Fri, April 28, 10:35am to 12:05pm, Henry B. Gonzalez Convention Center, Floor: River Level, Room 7C

Abstract

Objectives
The paper will describe a study of arts partnerships affiliated with a “backbone” organization and their focus on assessing educational opportunity for arts education in partner school districts. It is guided by this research question: How has the “backbone” organization promoted ideas and practices that help network members to build local arts education capacity to include and support diverse learners?
Theoretical Framework
The Continuum of Impact social impact indicators serve as the theoretical framework (Americans for the Arts, 2015). Results were examined within the context of literature on arts opportunities for children with disabilities, children from low-income families, and English learners (Albert, 2006, Catterall, Dumais & Hampdon-Thompson, 2012, Doyle, 2014, Maguire, Mishook, Garcia, de Gaillande, 2013).
Methods
This exploratory, qualitative study is part of a retrospective cohort study to investigate relationships between results and actions taken over time. Constant comparison analyses were performed on 9 focus group transcripts, in three stages, open coding, axial coding and selective coding. This form of analysis allowed examination of saturation in general and across-group saturation. An independent researcher coded transcripts using a priori codes from the Continuum of Impact theoretical framework. A priori and emergent codes were then blended to determine congruent and incongruent themes.
Data sources
Nine focus group transcripts, 5 groups of randomly selected participants and 4 leader groups from arts affiliates, provided data. Each focus group had 8–15 participants who were arts administrators, teachers, and teaching artists.
Results
Results indicated variability in the data collection approaches to collect evidence of access to arts programming for priority populations. Arts partners defined access differently, making it difficult to establish trends and gaps across sites. Participants indicated the value of the backbone organization’s mapping tool to track access, but suggested more attention to specific populations and noted the support needed to leverage and facilitate change in districts. They noted the impact of being a part of a national network when advocating for intentional and systemic access in districts.

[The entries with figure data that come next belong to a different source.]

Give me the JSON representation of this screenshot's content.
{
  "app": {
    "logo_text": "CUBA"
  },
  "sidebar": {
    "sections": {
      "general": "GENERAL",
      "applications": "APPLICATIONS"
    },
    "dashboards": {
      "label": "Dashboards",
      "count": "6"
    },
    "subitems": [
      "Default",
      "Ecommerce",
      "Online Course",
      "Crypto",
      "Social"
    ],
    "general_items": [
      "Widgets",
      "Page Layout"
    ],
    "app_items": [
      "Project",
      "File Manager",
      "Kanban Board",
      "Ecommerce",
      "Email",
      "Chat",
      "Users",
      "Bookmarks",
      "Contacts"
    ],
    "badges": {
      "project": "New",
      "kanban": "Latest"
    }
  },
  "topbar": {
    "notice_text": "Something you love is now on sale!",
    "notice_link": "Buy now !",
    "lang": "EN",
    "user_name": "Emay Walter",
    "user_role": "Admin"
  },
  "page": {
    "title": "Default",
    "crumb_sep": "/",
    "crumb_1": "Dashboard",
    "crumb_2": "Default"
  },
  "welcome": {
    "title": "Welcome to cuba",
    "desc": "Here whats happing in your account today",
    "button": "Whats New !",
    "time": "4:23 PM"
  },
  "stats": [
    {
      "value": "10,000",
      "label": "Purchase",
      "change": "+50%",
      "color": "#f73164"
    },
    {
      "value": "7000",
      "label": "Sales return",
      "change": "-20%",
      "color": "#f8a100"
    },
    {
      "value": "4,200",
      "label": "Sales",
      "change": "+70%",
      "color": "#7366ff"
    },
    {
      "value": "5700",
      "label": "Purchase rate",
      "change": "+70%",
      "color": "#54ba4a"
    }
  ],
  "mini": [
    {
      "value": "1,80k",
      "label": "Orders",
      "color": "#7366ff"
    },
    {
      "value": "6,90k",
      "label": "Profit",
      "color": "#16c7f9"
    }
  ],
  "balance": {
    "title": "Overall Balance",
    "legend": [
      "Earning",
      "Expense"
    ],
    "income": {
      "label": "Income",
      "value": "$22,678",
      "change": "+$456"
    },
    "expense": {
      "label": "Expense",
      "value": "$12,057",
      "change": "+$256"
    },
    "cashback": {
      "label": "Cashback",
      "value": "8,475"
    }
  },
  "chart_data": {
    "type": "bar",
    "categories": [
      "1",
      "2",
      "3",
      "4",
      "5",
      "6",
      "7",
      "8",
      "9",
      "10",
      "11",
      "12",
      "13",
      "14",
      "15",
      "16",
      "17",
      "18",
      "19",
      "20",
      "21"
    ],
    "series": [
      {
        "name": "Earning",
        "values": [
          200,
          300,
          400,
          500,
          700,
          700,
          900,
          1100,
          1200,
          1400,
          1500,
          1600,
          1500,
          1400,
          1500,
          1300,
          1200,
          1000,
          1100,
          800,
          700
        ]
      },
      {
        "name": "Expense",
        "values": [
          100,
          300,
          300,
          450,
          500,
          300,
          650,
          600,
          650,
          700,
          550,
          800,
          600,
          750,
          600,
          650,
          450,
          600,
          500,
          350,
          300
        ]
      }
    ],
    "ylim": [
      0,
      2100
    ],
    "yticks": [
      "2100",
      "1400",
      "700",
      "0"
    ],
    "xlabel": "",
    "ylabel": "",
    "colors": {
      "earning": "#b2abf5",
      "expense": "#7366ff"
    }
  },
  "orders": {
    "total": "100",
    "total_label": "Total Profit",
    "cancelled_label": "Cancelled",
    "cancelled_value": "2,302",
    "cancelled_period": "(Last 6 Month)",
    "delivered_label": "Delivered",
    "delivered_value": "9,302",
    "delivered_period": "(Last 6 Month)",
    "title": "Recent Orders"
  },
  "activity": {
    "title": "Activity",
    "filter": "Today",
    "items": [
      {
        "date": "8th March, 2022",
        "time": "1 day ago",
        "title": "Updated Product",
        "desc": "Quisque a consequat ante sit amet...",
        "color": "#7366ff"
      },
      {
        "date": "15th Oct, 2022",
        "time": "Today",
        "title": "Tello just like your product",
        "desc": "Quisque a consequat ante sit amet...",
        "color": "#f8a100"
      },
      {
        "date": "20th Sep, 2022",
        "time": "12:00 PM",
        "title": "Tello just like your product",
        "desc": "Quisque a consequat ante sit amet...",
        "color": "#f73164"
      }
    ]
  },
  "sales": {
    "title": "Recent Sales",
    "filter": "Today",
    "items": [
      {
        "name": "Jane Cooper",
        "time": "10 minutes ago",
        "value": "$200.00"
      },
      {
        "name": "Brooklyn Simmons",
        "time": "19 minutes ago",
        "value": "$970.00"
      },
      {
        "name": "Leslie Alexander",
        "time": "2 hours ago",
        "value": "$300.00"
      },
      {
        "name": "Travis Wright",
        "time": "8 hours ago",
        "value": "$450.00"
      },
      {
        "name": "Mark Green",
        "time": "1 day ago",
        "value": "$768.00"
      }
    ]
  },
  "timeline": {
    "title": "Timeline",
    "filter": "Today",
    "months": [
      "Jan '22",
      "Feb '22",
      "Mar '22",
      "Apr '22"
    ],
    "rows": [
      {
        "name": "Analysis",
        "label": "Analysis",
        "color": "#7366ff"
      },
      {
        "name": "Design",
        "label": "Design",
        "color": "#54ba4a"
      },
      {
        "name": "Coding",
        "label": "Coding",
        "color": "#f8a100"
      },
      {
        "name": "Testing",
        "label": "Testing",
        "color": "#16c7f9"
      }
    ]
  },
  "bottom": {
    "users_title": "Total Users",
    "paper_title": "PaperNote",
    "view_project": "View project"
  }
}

Perceptions of equity and access appeared multi-layered; both awareness and change occurred on different levels, with different facilitators and target populations. Local arts organizations were focused on working with schools on student programming and increasing access to diverse audiences and performers, but lacked a systemic perspective. Access and equity were perceived as trickle-down and intersecting processes, with the backbone organization supporting data gathering, quality analyses, mapping and strategic change management.
Significance
There has been little cross-site examination of how arts partnerships are measurably contributing to equity and access. Arts partnerships must be supported in 1) establishing clear access goals, 2) defining terms that are consistent with desired policy goals, and,3) assessing change over time. This study offers meaningful data to inform planning for arts networks. The legislation, Every Student Succeeds Act (ESSA, 2015) requires community-based needs assessments to better target funding. These data can inform documentation consistent with the indicators for ESSA funding.